Israeli aid worker in Ukraine: ‘Refugees arrive with hypothermia, malnutrition’

Ukrainian refugees at the border. (AP Photo/Visar Kryeziu)

“They turn around the moment after crossing the border and start to cry. They cry for those who they had to leave behind.”

By Aryeh Savir, TPS

A first aid station established by the Israeli SSF (Sauveteurs Sans Frontières) -Rescuers Without Borders organization has become a focal point for refugees fleeing the battle zones in Ukraine to the border.

“We give everything we have,” Aryeh Levy, the head of the delegation, shared. “After nearly 20 expeditions around the world, there’s something new here that I have not encountered to date. People arrive destitute, sometimes after three days in the cold of -3 or -4 degrees. Women with babies in their arms.”

He recounted the excitement with which the Israeli delegation was received, and noted the prominence of the organization’s logo with the Star of David that has become familiar in the area.

“Soldiers clear a path for us and allow us to reach the border crossing and set up the command center there, and a swarm of people who need medical help arrives. In most cases, it is hypothermia. There is also dysentery and malnutrition after not eating for a few days. Anyone who has a previous medical problem is noticeable,” he said.

In one case, a woman lost consciousness a few meters from the delegation and they immediately began resuscitation. She was taken to the hospital while back to breathing.

Another case involved an old woman who had a heart attack at the aid station. During the treatment, her husband recognized the Star of David on the staff’s vest and asked if they were from Israel. When they answered in the affirmative, he said he was Jewish and received a warm hug.

Netanel Nissim Nagar, a United Hatzalah volunteer who was deployed earlier this week to Moldova to assist the refugees, said that when his team reached the border they found people “who left everything behind, children and their mothers without their husbands and fathers, and older parents without their sons because men between the ages of 18-60 were recruited for the war.”

“We saw mothers holding their babies with freezing hands, without strollers, without enough food and diapers and other necessities to last more than a day or two, if at all. Their main concern was just running far away and escaping the war, their main concern was to keep the members of their families safe, whoever they could.”

“They turn around a moment after crossing the border out of Ukraine and start to cry. They cry for those who they had to leave behind. They cry because they had to leave everything to survive, and journey into the unknown. They don’t know where to go, where they will sleep, what they will eat, and who will take care of them,” he shared.

“At this very moment, we enter the picture, we engulf the refugees in warm, comforting hugs, we give toys to the children, children who don’t understand why they ran away from their homes, why their mothers are crying, and why their fathers did not come with them,” he recounted.

His team provides psychotrauma support and emotional stabilization, and medical treatment to those who need it.
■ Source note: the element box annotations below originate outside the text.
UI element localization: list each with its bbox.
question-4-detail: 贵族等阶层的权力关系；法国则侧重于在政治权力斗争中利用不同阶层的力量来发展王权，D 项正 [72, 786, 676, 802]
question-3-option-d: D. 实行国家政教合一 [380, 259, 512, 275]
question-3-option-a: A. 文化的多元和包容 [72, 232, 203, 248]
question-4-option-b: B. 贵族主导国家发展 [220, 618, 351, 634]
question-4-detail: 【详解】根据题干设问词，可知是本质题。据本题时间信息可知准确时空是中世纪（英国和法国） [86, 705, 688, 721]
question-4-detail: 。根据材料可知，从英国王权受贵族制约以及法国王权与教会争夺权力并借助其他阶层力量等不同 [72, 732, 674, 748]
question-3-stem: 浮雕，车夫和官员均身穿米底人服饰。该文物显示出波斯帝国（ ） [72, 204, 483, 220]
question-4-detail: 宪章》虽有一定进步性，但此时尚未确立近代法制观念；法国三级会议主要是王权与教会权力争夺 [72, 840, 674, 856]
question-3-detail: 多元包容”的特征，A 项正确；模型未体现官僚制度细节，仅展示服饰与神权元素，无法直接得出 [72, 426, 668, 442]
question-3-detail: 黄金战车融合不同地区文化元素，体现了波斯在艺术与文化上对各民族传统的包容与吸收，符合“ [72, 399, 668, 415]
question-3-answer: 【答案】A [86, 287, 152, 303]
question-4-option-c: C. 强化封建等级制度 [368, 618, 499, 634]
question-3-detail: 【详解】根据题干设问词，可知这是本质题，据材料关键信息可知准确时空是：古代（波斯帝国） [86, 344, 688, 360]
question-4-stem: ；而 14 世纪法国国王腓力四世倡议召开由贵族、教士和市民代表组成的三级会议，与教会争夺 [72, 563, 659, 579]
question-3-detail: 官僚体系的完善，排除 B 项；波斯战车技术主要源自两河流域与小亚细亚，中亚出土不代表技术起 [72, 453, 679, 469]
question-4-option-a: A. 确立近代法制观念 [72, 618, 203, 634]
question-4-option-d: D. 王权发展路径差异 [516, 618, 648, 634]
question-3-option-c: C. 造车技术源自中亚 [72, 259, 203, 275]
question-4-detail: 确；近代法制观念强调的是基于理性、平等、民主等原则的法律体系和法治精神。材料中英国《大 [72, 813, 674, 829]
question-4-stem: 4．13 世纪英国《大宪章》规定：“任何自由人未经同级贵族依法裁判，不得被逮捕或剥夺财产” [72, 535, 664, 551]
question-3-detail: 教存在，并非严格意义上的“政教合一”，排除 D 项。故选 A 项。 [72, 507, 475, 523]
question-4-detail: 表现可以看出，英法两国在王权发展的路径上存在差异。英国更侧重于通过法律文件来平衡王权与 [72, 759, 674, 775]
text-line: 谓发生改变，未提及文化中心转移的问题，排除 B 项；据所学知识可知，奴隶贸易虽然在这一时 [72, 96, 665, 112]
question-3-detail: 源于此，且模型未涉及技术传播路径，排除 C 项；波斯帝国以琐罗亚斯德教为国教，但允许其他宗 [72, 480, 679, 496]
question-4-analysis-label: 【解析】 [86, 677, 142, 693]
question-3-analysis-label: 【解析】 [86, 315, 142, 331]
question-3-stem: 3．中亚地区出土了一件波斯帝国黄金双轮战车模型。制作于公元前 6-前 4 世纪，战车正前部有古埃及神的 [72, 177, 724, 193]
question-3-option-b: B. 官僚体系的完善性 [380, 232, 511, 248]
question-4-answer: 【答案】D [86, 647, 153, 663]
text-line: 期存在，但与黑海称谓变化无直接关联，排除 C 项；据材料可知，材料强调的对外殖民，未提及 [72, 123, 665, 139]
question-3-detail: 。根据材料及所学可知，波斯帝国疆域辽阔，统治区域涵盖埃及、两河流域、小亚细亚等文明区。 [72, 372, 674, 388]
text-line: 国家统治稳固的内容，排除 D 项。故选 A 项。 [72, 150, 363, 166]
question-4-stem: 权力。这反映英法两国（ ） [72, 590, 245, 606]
“Some of them have been walking for days on end and waiting for hours in the freezing cold at the border until they were given entry to Moldova, so naturally, it takes a toll on their physical and mental wellbeing,” he noted.

He said that the story that was most difficult for him was of a family that they met at the border who told them that when they had started to run away, the mother’s parents were a bit delayed and told them to hurry on ahead. After half an hour, a missile hit the area where they used to live, and they do not know if her parents survived or not.